In 2013, government estimated that the cost of raising a child from birth to the age of 18 is an incredible R1,7m. This figure doesn’t include university fees, so depending on the course of study, you can add another R100,000 to R300,000.
It’s vital to establish the cost of having and plan financially for this event. With careful planning and the right financial solutions, this will ensure that your new chapter in life will be a rewarding and financially secure one,” says Nolene Parboo, senior manager for savings and investments at Standard Bank.
It’s never too early to plan for a child; putting money aside each month for your new family can make a huge difference. For example, if you put aside R600 per month at an interest rate of 9% for two years before you have the baby, and continue to save until they are five, you will have saved R69,428 when they are ready to start school.
It’s important to increase the savings annually by at least the inflation rate. As a rule, your money halves in its value every seven years depending on the inflation rate. If you are planning to have more than one child, save for that too. Banks have many savings plans to choose from so a visit to your banking consultant can be very helpful.

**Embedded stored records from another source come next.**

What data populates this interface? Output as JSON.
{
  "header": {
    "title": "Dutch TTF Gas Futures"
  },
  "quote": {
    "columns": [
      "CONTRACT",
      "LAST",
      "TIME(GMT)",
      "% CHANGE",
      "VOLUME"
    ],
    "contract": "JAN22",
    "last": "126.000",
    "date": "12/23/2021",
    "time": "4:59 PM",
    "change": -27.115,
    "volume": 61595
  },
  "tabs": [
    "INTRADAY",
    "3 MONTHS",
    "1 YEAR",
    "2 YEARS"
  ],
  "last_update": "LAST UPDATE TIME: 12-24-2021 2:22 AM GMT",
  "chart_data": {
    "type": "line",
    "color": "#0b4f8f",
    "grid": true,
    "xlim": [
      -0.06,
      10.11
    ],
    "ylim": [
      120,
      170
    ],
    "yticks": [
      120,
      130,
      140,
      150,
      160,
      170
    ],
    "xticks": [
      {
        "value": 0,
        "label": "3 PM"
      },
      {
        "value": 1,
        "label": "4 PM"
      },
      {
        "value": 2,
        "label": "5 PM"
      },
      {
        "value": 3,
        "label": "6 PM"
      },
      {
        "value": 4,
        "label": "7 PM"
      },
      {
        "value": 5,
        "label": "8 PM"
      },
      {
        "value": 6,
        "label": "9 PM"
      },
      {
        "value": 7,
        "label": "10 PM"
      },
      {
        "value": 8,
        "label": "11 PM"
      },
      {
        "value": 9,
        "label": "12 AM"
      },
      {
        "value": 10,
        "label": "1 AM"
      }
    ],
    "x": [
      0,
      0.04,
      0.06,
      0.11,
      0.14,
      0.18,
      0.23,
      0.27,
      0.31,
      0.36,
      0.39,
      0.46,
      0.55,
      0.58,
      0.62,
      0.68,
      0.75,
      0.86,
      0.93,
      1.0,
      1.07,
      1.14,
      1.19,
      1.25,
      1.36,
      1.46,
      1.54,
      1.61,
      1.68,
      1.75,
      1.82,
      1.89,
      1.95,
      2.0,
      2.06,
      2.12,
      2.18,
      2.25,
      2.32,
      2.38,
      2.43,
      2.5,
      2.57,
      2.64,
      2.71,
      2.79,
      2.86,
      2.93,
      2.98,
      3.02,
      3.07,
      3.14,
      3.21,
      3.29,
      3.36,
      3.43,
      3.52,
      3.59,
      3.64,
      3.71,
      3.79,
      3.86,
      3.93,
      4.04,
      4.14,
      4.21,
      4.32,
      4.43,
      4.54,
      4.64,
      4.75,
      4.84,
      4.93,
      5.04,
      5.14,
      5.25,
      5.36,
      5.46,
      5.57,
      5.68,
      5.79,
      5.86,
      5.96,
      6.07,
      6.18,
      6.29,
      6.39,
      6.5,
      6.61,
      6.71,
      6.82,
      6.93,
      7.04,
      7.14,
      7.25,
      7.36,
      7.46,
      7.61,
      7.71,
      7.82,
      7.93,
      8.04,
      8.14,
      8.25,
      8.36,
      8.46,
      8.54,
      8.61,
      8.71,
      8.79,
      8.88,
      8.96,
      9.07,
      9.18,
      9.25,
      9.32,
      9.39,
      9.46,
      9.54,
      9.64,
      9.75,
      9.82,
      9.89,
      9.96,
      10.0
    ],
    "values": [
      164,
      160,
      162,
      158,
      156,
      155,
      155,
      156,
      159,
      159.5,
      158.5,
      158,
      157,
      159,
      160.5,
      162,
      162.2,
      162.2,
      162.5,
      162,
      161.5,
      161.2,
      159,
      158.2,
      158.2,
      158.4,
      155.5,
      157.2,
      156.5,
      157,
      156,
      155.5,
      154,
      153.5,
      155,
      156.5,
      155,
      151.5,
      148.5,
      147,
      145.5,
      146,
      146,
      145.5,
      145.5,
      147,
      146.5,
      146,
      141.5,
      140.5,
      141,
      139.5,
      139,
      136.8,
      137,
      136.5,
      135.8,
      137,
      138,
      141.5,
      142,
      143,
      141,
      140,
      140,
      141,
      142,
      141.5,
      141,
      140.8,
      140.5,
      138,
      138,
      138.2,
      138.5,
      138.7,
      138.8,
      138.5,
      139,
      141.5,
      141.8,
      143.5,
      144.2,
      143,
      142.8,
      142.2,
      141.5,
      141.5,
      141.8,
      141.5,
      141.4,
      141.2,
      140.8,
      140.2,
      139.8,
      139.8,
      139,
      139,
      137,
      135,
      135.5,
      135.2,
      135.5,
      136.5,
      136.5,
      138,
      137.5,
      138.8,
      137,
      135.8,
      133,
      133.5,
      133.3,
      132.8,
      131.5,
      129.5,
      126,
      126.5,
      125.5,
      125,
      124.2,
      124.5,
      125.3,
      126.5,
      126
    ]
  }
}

There are always unexpected expenses when you have kids at school, such as books, school trips, parties or entertainment costs, so it’s a good idea to have some money in a short-terms savings plan. Rather put your money into a fixed deposit or a money market account and examine the different options offered by your bank. You will be able to find a plan suited to your pocket and objectives.
Another option is to pay extra money into your home bond and access it when you need it. This will have the added benefit of reducing your interest payments while the money is invested.
Medium- to long-term savings
Education or endowment policies are fixed-term investments designed for education savings. The investment is for a period of five years or longer and requires you to save a regular amount each month for the duration of the policy. It’s not easy to access the funds you have saved and if you cancel this policy, you will be penalised. It is therefore important that you are sure you can afford the instalments and won’t need access to the money during the contracted period.
You can also explore unit trusts. These are held for at least three years and allow you to access your money within a few days. They need some management, so a financial advisor should be consulted.
If your children are headed for university, a more aggressive savings plan may be needed. If you are still paying off bonds and cars, it can be difficult to find the extra cash. You need to weigh up the need to save for your retirement with supporting a child through university.
“Your retirement is just as important as your child’s education and a balance needs to be struck. There are other options some families may consider such as allowing their children to have part-time jobs and assisting with managing household expenses. This will not only help with expenses but it is a valuable life lesson as it not only teaches your child independence, but also financial responsibility,” says Parboo.